The action begins when the ship enters a system last listed as having been the target of an attack but with no record of the outcome. They find the main planet bombed to oblivion, but a second smaller planet, Dest, is only partially destroyed and shows signs of a simple medieval-era society. The instruments also discover odd readings of variable gravity, which the ship immediately surmises are antigravity weapons research and sends Slant to discover the source. He travels to the city of Teyzha where he is briefly interrogated by a group of wizards. He learns that magic is an accepted reality, and soon discovers this is the cause of the gravitational oddities. He later infiltrates a library but all the books assume the reader understands the basics of the craft. Slant is captured and the ship comes to rescue him, destroying much of the city in the process.

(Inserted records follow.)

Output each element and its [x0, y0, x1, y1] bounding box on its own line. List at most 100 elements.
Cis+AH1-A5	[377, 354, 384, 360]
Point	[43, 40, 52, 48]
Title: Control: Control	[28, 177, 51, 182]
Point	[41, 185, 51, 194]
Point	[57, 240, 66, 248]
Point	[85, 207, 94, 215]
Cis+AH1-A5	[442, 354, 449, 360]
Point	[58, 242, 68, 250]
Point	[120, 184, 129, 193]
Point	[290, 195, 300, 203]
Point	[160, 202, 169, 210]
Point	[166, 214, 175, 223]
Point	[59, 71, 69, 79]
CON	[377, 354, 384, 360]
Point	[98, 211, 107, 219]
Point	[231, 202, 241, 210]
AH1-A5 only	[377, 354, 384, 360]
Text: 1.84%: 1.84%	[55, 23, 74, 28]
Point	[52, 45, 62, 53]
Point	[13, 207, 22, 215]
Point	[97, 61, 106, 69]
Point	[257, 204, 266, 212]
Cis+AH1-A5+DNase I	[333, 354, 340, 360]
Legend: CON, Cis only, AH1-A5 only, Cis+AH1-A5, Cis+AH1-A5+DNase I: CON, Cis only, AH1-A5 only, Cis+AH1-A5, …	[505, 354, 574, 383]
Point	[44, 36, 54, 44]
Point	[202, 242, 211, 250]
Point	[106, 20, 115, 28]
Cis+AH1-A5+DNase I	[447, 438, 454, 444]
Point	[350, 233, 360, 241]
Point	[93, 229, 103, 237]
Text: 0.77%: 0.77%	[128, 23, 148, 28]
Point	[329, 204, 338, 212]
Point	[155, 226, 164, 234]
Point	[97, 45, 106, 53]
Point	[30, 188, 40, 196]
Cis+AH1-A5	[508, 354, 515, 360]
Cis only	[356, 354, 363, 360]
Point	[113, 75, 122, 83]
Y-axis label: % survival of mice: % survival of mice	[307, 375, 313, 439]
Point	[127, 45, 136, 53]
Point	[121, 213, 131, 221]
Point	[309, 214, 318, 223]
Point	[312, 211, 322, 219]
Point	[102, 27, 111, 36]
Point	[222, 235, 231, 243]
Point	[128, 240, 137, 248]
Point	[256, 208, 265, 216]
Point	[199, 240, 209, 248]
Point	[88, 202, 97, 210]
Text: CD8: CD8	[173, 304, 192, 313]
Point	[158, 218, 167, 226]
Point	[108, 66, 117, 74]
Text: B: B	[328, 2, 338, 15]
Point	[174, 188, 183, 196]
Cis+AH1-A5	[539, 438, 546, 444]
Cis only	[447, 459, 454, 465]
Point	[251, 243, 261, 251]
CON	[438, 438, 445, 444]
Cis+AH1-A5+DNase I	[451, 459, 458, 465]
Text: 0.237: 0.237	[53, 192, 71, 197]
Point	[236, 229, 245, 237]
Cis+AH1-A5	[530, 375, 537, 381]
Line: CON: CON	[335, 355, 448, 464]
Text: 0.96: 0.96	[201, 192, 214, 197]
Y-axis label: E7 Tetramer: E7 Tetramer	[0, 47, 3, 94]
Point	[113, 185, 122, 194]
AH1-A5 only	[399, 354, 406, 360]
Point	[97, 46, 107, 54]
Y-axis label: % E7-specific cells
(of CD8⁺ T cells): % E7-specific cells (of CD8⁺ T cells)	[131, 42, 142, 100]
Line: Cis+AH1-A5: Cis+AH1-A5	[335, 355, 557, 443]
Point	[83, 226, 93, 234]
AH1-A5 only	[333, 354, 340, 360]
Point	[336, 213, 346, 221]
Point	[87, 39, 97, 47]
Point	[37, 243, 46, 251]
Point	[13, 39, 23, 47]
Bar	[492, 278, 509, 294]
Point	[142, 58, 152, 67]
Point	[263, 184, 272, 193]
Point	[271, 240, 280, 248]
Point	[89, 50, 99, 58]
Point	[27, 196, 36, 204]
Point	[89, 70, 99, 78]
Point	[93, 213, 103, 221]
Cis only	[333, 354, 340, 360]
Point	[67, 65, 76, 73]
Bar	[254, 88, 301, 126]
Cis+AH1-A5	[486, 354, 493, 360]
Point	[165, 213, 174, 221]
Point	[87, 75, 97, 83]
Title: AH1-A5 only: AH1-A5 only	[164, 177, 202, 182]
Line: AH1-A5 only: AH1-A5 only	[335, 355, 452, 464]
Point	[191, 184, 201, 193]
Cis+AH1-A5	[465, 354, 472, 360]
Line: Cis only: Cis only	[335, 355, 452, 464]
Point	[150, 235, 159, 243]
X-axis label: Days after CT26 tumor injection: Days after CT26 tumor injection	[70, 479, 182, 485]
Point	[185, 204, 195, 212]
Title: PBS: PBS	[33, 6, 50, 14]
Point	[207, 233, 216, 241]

Slant infiltrates another city, Awlmei. He hires a wizard who explains that the required "wizard sight" can be given to anyone by re-arranging the brain's connections. On hearing this, the ship orders Slant to kill him and retrieve his brain for study. He returns to the ship but is followed by several wizards who drain the ship's energy. As the ship "dies", a recording plays from Mars command that tells him a distress signal has been sent and instructs him to go into hiding to await rescue. It also reveals that he can override the ship's AI by repeating his original civilian name three times.

Slant travels to the city of Praunce with the goal of having their wizards remove the bomb from his neck just to be sure. Praunce turns out to be built on the ruins of a bombed pre-war city and he visits a wizard who lives at the top of a surviving skyscraper. As the wizard confers with his colleagues, the ship reestablishes contact and explains that it had repowered itself using solar panels. When Slant goes to feed their horses, communications with the ship is cut as he drops below the radio horizon, and when he returns to the upper levels the ship reestablishes control. The wizards realize what is going on and attempt to create several subterfuges to get him to return below, but the computer refuses to allow communications to be cut, and orders Slant to kill them all. He refuses, and considering him to be turned, the AI triggers the bomb.

He awakes some time later. Having understood the basics of his story, the wizards attempted to remove the explosive and had managed to move it a short distance away when it triggered. In the meantime, assuming he is dead, the ship plans its final mission to attack the cities with its store of small atomic bombs and then self-destruct. While he recuperates, the wizards fly Slant to the ship and he boards just before it takes off. The AI is unable to comprehend his presence and refuses commands. He had recalled his name once and written it in a book, and he begins frantically tearing through his library to find it but suddenly recalls it, Samuel Turner, at which point the computer shuts down.

To regain control of the ship, he attempts to reconnect the data cable but the bomb has destroyed the socket. Looking at the cable in dismay, he sees a vague image of the control interface and manages to slow the ship to a crash landing. After he exits the ship the wizards explain that they gave him wizard sight and are happy to see he was able to use it without training. He leaves for the city of Praunce to take up an apprenticeship in wizardry.

==Reception==
In a pre-release review, Watt-Evans expressed that "fantasy is the most unlimited of all (literary) fields" as one could write on literally any topic, whereas with science fiction there were some limits imposed. In contrast, he said that The Cyborg and the Sorcerers had to remain limited to the laws of physics, which is why the spaceships in the book travel slower than the speed of light. For some details he relied on his wife Julie, a chemist, to provide some basis in reality.

The Cyborg and the Sorcerers was well-reviewed when it was released. Greg Bailey wrote a syndicated review that concluded that it was a "well-written and exciting book. It ranks with the best in recent science [and] fantasy". Although decades old, the book still garners favorable reviews today.